In dem abschließenden analytischen, aber kürzeren Kapitel beschreibt der Verfasser den zunehmenden Antagonismus zwischen beiden Nationen im Ersten Weltkrieg, der sich auch in den Geschichtswerken wiederfand und einen Höhepunkt in den Europa-Diskursen darstellte. Hierbei sei zwar auf die Motive aus der Vorkriegszeit rekurriert worden, sie seien aber angesichts des Krieges verschärft worden, weil nun populistisch-tendenziöse Schriften wissenschaftliche Schriften verdrängt hätten: In ihnen sei die westliche Orientierung der beiden Nationen, aber auch der "asiatische" Charakter Russlands hervorgehoben worden, sodass die Bollwerk-Vorstellungen sich gegen die "Barbarei des Moskowitismus" gerichtet hätten, um Russland endgültig von "Europa" auszuschließen. Indem die Schriften auch außerhalb Galiziens - teilweise in Übersetzung - verlegt wurden, sei bewusst versucht worden, durch sie Einfluss auf die politische Meinung zu nehmen. Es ging dabei darum, einerseits die Zugehörigkeit beider Nationen zum Westen und die Abgrenzung gegen Russland herauszuarbeiten, andererseits aber Loyalität zu den Mittelmächten zu demonstrieren. In seinem Fazit kommt Wöller zu dem Schluss, dass die Europäizität ihrer Nation von Historikern beider Nationalitäten niemals in Zweifel gezogen worden sei, dass sich "Europa" und (eigene) "Nation" wechselseitig bedingt hätten. So sei "Nation" immer das primäre Anliegen gewesen, "Europa" sei als diskursive Nationsbildungsstrategie mit Außen- und Innenkommunikationsfunktionen (374) verwendet worden.

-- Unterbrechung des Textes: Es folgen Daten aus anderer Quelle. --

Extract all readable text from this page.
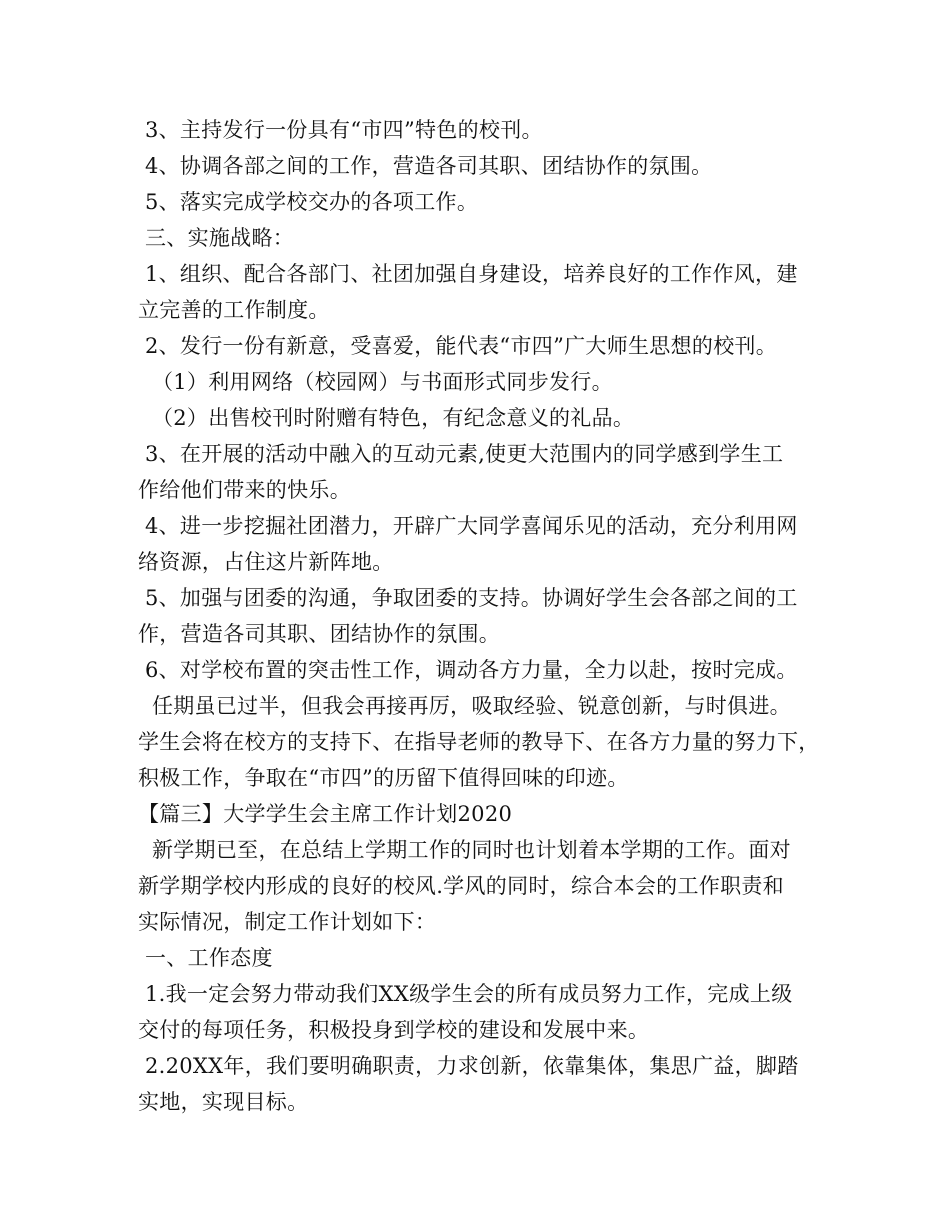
3、主持发行一份具有“市四”特色的校刊。
4、协调各部之间的工作，营造各司其职、团结协作的氛围。
5、落实完成学校交办的各项工作。
三、实施战略：
1、组织、配合各部门、社团加强自身建设，培养良好的工作作风，建
立完善的工作制度。
2、发行一份有新意，受喜爱，能代表“市四”广大师生思想的校刊。
（1）利用网络（校园网）与书面形式同步发行。
（2）出售校刊时附赠有特色，有纪念意义的礼品。
3、在开展的活动中融入的互动元素,使更大范围内的同学感到学生工
作给他们带来的快乐。
4、进一步挖掘社团潜力，开辟广大同学喜闻乐见的活动，充分利用网
络资源，占住这片新阵地。
5、加强与团委的沟通，争取团委的支持。协调好学生会各部之间的工
作，营造各司其职、团结协作的氛围。
6、对学校布置的突击性工作，调动各方力量，全力以赴，按时完成。
任期虽已过半，但我会再接再厉，吸取经验、锐意创新，与时俱进。
学生会将在校方的支持下、在指导老师的教导下、在各方力量的努力下，
积极工作，争取在“市四”的历留下值得回味的印迹。
【篇三】大学学生会主席工作计划2020
新学期已至，在总结上学期工作的同时也计划着本学期的工作。面对
新学期学校内形成的良好的校风.学风的同时，综合本会的工作职责和
实际情况，制定工作计划如下：
一、工作态度
1.我一定会努力带动我们XX级学生会的所有成员努力工作，完成上级
交付的每项任务，积极投身到学校的建设和发展中来。
2.20XX年，我们要明确职责，力求创新，依靠集体，集思广益，脚踏
实地，实现目标。
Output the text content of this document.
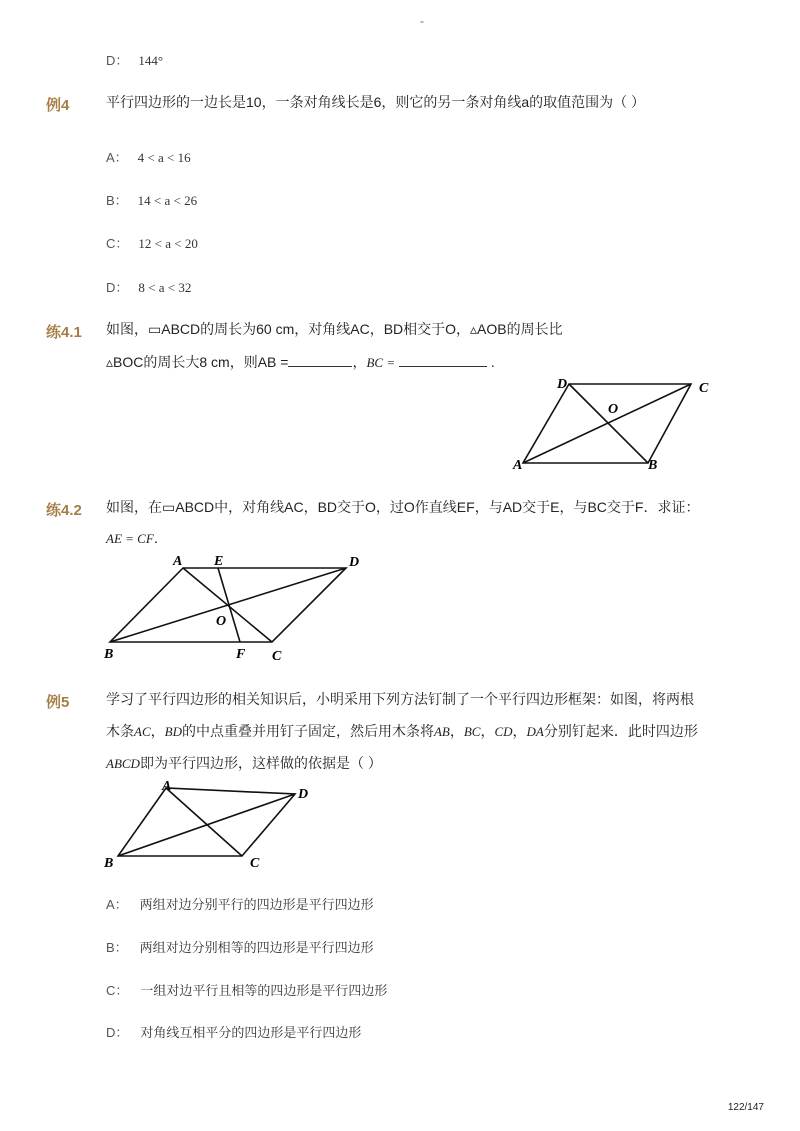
-
D： 144°
例4	平行四边形的一边长是10，一条对角线长是6，则它的另一条对角线a的取值范围为（ ）
A： 4 < a < 16
B： 14 < a < 26
C： 12 < a < 20
D： 8 < a < 32
练4.1 如图，▭ABCD的周长为60 cm，对角线AC，BD相交于O，▵AOB的周长比
▵BOC的周长大8 cm，则AB =	，BC =	.
A	B
C
D
O
练4.2 如图，在▭ABCD中，对角线AC，BD交于O，过O作直线EF，与AD交于E，与BC交于F．求证：
AE = CF．
A E	D
O
B	F C
例5	学习了平行四边形的相关知识后，小明采用下列方法钉制了一个平行四边形框架：如图，将两根
木条AC，BD的中点重叠并用钉子固定，然后用木条将AB，BC，CD，DA分别钉起来．此时四边形
ABCD即为平行四边形，这样做的依据是（ ）
A
D
B	C
A： 两组对边分别平行的四边形是平行四边形
B： 两组对边分别相等的四边形是平行四边形
C： 一组对边平行且相等的四边形是平行四边形
D： 对角线互相平分的四边形是平行四边形
122/147
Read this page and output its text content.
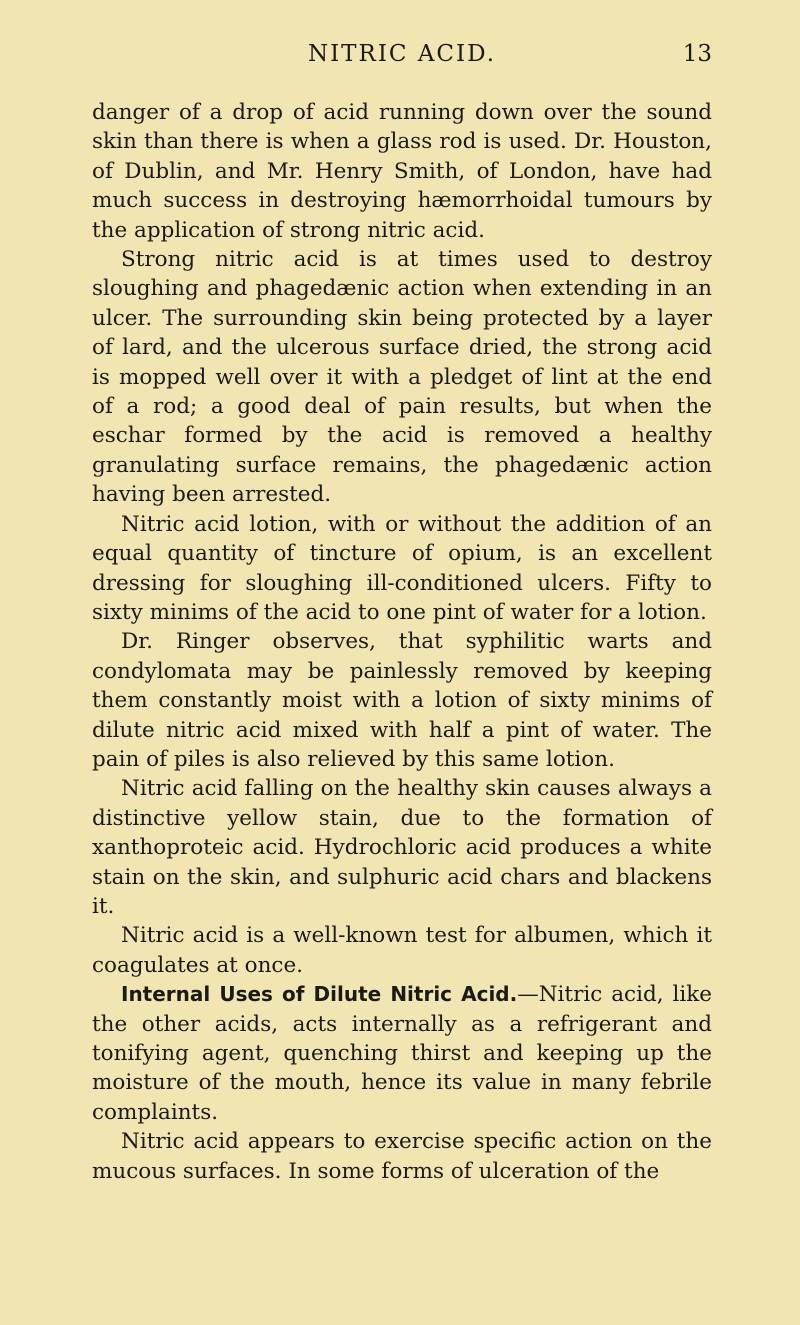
NITRIC ACID.	13

danger of a drop of acid running down over the sound skin than there is when a glass rod is used. Dr. Houston, of Dublin, and Mr. Henry Smith, of London, have had much success in destroying hæmorrhoidal tumours by the application of strong nitric acid.

Strong nitric acid is at times used to destroy sloughing and phagedænic action when extending in an ulcer. The surrounding skin being protected by a layer of lard, and the ulcerous surface dried, the strong acid is mopped well over it with a pledget of lint at the end of a rod; a good deal of pain results, but when the eschar formed by the acid is removed a healthy granulating surface remains, the phagedænic action having been arrested.

Nitric acid lotion, with or without the addition of an equal quantity of tincture of opium, is an excellent dressing for sloughing ill-conditioned ulcers. Fifty to sixty minims of the acid to one pint of water for a lotion.

Dr. Ringer observes, that syphilitic warts and condylomata may be painlessly removed by keeping them constantly moist with a lotion of sixty minims of dilute nitric acid mixed with half a pint of water. The pain of piles is also relieved by this same lotion.

Nitric acid falling on the healthy skin causes always a distinctive yellow stain, due to the formation of xanthoproteic acid. Hydrochloric acid produces a white stain on the skin, and sulphuric acid chars and blackens it.

Nitric acid is a well-known test for albumen, which it coagulates at once.

Internal Uses of Dilute Nitric Acid.—Nitric acid, like the other acids, acts internally as a refrigerant and tonifying agent, quenching thirst and keeping up the moisture of the mouth, hence its value in many febrile complaints.

Nitric acid appears to exercise specific action on the mucous surfaces. In some forms of ulceration of the
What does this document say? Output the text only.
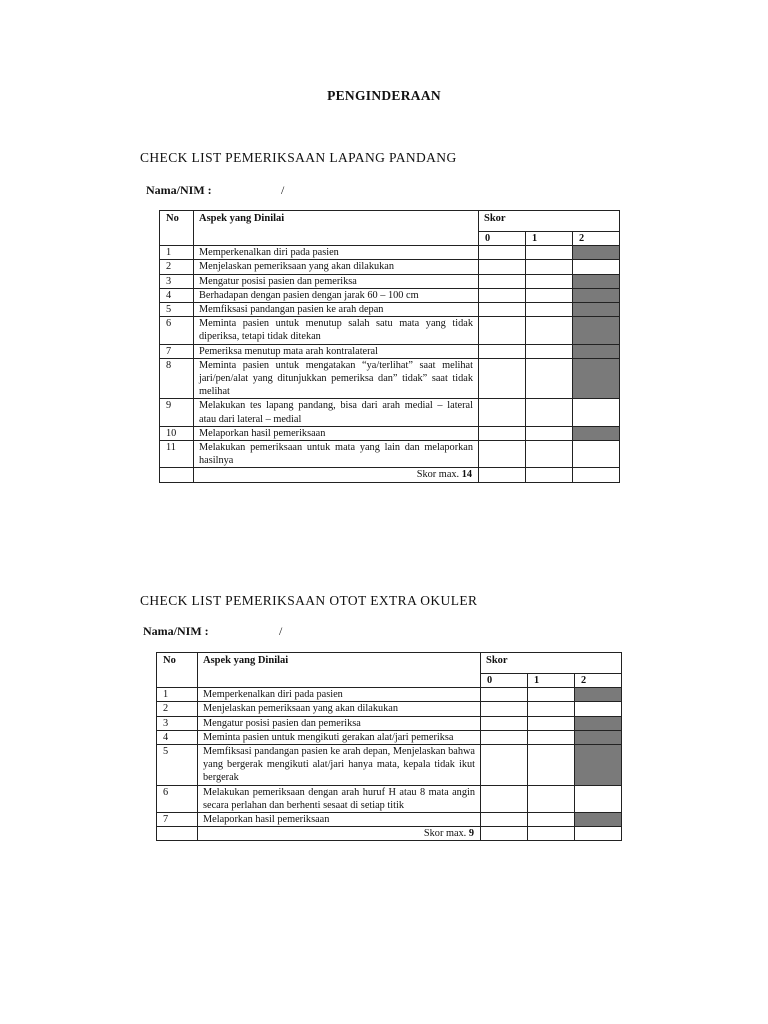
PENGINDERAAN
CHECK LIST PEMERIKSAAN LAPANG PANDANG
Nama/NIM :	/
No	Aspek yang Dinilai	Skor		
		0	1	2
1	Memperkenalkan diri pada pasien			
2	Menjelaskan pemeriksaan yang akan dilakukan			
3	Mengatur posisi pasien dan pemeriksa			
4	Berhadapan dengan pasien dengan jarak 60 – 100 cm			
5	Memfiksasi pandangan pasien ke arah depan			
6	Meminta pasien untuk menutup salah satu mata yang tidak diperiksa, tetapi tidak ditekan			
7	Pemeriksa menutup mata arah kontralateral			
8	Meminta pasien untuk mengatakan “ya/terlihat” saat melihat jari/pen/alat yang ditunjukkan pemeriksa dan” tidak” saat tidak melihat			
9	Melakukan tes lapang pandang, bisa dari arah medial – lateral atau dari lateral – medial			
10	Melaporkan hasil pemeriksaan			
11	Melakukan pemeriksaan untuk mata yang lain dan melaporkan hasilnya			
	Skor max. 14			
CHECK LIST PEMERIKSAAN OTOT EXTRA OKULER
Nama/NIM :	/
No	Aspek yang Dinilai	Skor		
		0	1	2
1	Memperkenalkan diri pada pasien			
2	Menjelaskan pemeriksaan yang akan dilakukan			
3	Mengatur posisi pasien dan pemeriksa			
4	Meminta pasien untuk mengikuti gerakan alat/jari pemeriksa			
5	Memfiksasi pandangan pasien ke arah depan, Menjelaskan bahwa yang bergerak mengikuti alat/jari hanya mata, kepala tidak ikut bergerak			
6	Melakukan pemeriksaan dengan arah huruf H atau 8 mata angin secara perlahan dan berhenti sesaat di setiap titik			
7	Melaporkan hasil pemeriksaan			
	Skor max. 9			
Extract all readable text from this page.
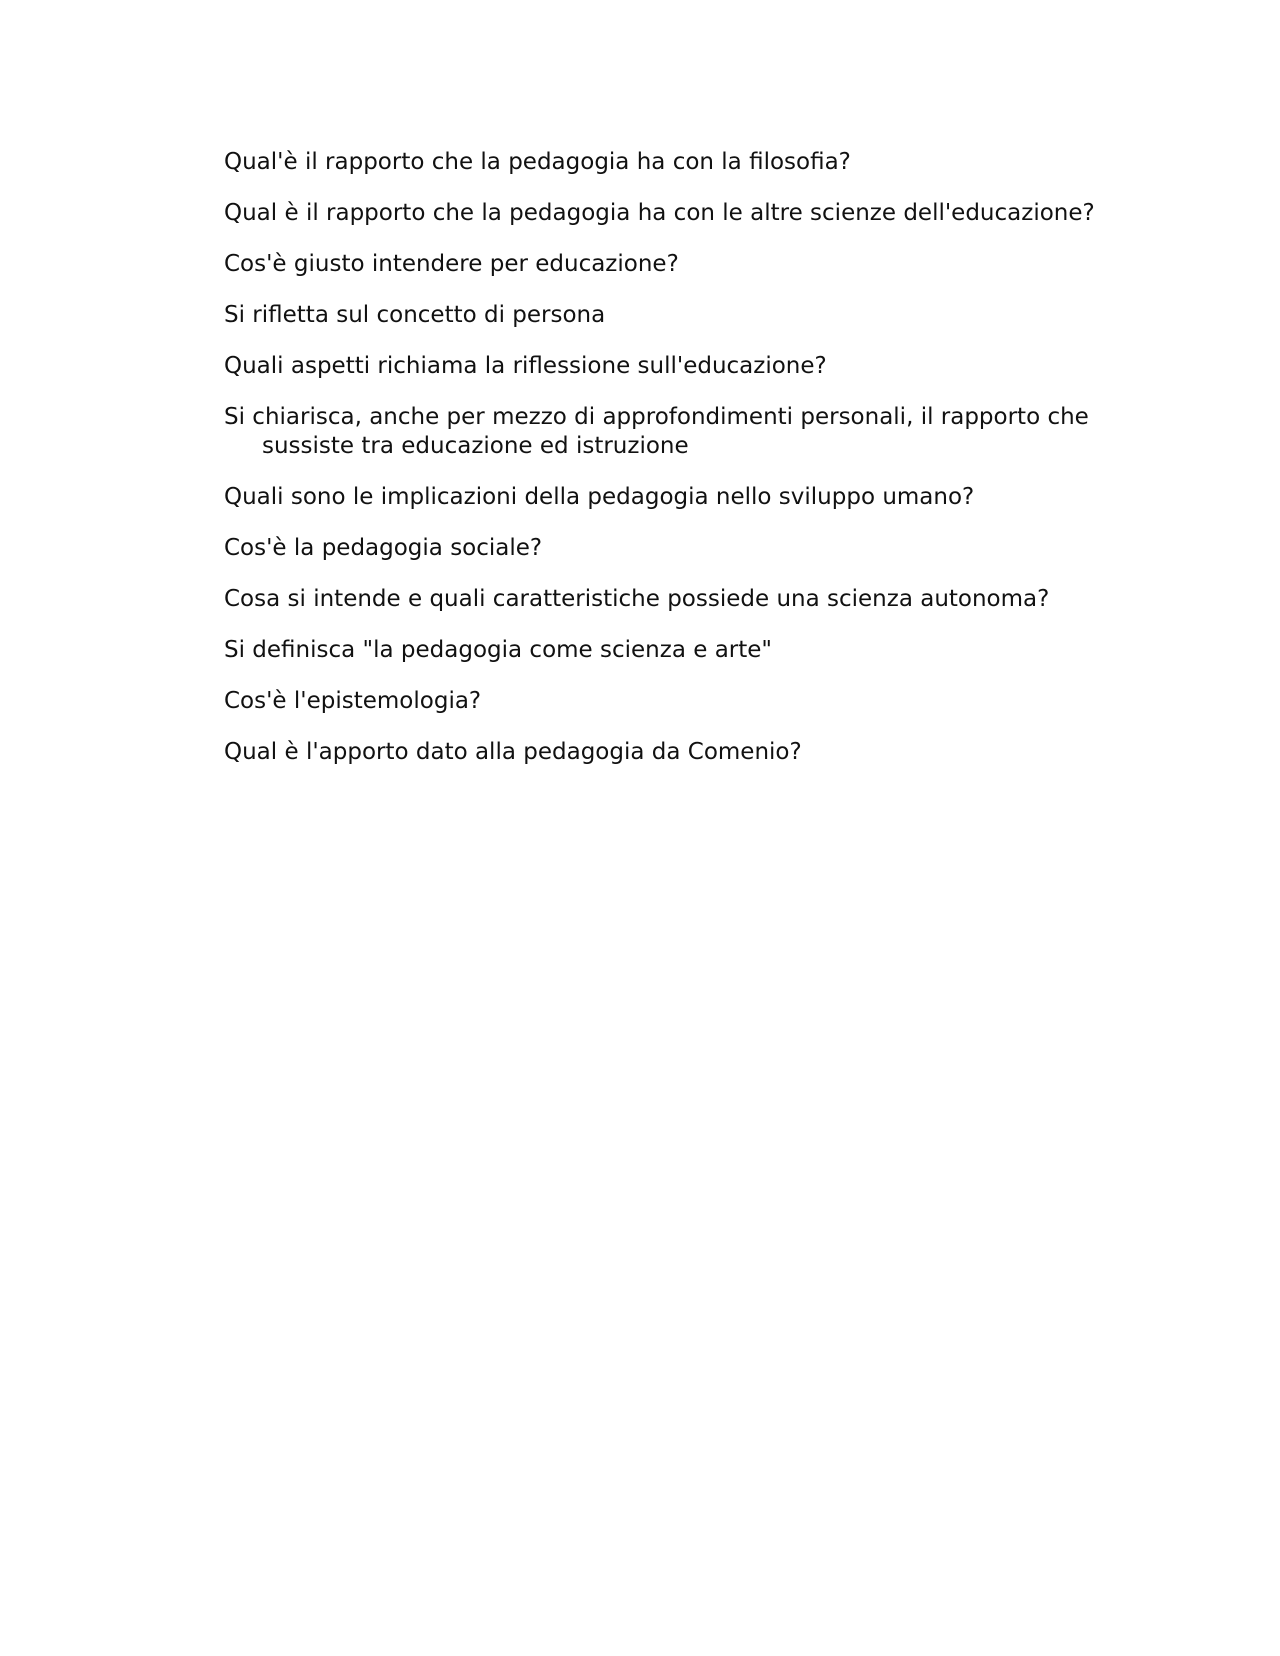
Qual'è il rapporto che la pedagogia ha con la filosofia?
Qual è il rapporto che la pedagogia ha con le altre scienze dell'educazione?
Cos'è giusto intendere per educazione?
Si rifletta sul concetto di persona
Quali aspetti richiama la riflessione sull'educazione?
Si chiarisca, anche per mezzo di approfondimenti personali, il rapporto che sussiste tra educazione ed istruzione
Quali sono le implicazioni della pedagogia nello sviluppo umano?
Cos'è la pedagogia sociale?
Cosa si intende e quali caratteristiche possiede una scienza autonoma?
Si definisca "la pedagogia come scienza e arte"
Cos'è l'epistemologia?
Qual è l'apporto dato alla pedagogia da Comenio?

Diese sehr lesenswerte Studie greift damit nicht nur ein aktuelles Thema in historischer Perspektive auf, sondern hinterfragt auch mit einem kritischen, aber sehr kenntnisreichen Außenblick wichtige Interpretationslinien der jeweiligen Historiografien, die bis heute auch in wissenschaftlichen Werken zu finden sind. Von besonderem Wert ist der vergleichende Ansatz, den es lohnen würde, auch auf weitere Nationen an der europäischen Peripherie auszudehnen.